Diagnosis
- Overall, 20–40% of people with diabetes have neuropathy and 20–40% have peripheral vascular disease (PVD), which are secondary to poor blood glucose control and adverse arterial risk factors (such as smoking or dyslipidaemia)
- 5% of people with diabetes may develop a foot ulcer in any year, amputation rates 0.5% per year
- MDT should normally include a diabetologist, a surgeon with the relevant expertise in managing diabetic foot problems, a diabetes nurse specialist, a podiatrist and a tissue viability nurse
MDT should:
- Assess interventions to reduce risk of cardiovascular events, CKD or anaemia
- Assess response to medical or surgical treatment
- Assess the foot and need for specialist wound care
- Assess pain
- Assess vasculature
- Review treatment of any infection
- Determine need for interventions for prevention of Achilles tendon contracture
- Orthotic assessment
Investigation
Annual inspection and examination to include:
- Testing foot sensation with 10 g monofilament (max 10 sessions) or vibration (calibrated)
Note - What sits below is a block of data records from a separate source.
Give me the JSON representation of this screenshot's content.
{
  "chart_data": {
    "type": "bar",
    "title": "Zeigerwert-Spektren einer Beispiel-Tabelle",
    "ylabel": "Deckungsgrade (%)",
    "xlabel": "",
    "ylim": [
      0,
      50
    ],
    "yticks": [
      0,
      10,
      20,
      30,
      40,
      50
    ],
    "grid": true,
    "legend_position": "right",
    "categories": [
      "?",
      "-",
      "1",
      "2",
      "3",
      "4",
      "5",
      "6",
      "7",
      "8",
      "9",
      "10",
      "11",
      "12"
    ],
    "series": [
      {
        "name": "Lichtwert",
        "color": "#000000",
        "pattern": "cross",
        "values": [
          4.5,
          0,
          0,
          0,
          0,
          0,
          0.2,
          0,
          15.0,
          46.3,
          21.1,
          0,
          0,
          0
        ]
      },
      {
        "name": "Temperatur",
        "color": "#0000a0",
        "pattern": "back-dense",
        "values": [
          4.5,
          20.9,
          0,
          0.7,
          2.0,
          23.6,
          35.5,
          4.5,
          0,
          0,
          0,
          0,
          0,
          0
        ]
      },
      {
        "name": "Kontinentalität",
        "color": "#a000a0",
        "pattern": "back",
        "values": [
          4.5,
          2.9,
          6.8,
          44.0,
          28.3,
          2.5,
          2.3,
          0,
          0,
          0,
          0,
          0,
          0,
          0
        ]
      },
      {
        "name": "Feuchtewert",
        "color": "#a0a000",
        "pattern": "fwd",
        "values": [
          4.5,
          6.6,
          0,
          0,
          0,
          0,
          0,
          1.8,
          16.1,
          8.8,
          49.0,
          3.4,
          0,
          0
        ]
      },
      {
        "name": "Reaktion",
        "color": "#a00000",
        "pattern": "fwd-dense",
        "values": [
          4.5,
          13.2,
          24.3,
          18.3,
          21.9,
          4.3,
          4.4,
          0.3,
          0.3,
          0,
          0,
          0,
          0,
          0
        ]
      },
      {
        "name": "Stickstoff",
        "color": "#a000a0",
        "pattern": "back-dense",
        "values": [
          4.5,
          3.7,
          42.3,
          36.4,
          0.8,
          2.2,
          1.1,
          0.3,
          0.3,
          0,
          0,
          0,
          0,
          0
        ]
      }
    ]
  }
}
- Palpation of foot pulses
- Inspection for any foot deformity
- Inspection of footwear
Categorise as:
- Low current risk (normal sensation, palpable pulses)
- Increased risk (neuropathy or absent pulses or other risk factor)
- High risk (neuropathy or absent pulses plus deformity or skin changes or previous ulcer)
Ulcerated foot:
- Assess size of ulcer and signs of infection, gangrene, ischaemia, neuropathy
- X-ray to determine extent of foot problem, MRI if osteomyelitis suspected and X-ray not definitive
- Suspected diabetic foot infection: soft tissue from debrided base for culture
Management
Chronic Care
- Low risk: improve knowledge, encourage beneficial self-care
- Increased risk: refer to foot protection team (3-6 mth check), inspect feet and vascular assessment
- High risk: refer to foot protection team (1-3 mth check), inspect feet and vascular assessment
- Intensified foot education, specialist footwear/insoles, skin and nail care
- Ulcers: urgent (<24hrs) assessment by trained professional and ongoing care by MDT including podiatrists, orthotists and diabetic nurses
- Patients who would benefit from re-vascularisation should be referred promptly
- Charcot osteoarthropathy (Joint neuropathy) if red, deformity and warmth referred immediately to MDT for joint immobilisation (NB CMT is a hereditary neuromuscular condition)
Hospital Care
- Assess < 24 hrs of diabetic foot admission, named consultant responsible for overall care
- Refer to MDT < 24 hrs
- Acute Presentation Inspection: Neuropathy; Ischaemia; Ulceration; Inflammation and/or infection; Deformity; Charcot arthropathy
- Infection treatment per local guidelines, if mild offer PO with effect against Gram +ve
Ulcer Management
- Debridement, dressings and off-loading (device to stop pressure) by MDT only
- Ischaemia assessment: maybe associated with redness & pain if infected or gangrenous, hence examine peripheral pulses, tissue loss, as well as colour and temperature and ABPI where possible
NICE Source: CG10 Type 2 diabetes foot problems: Prevention and management of foot problems and CG119 Diabetic foot problems: Inpatient management of diabetic foot problems. Summary compiled by Dr D P Sheppard MBBS.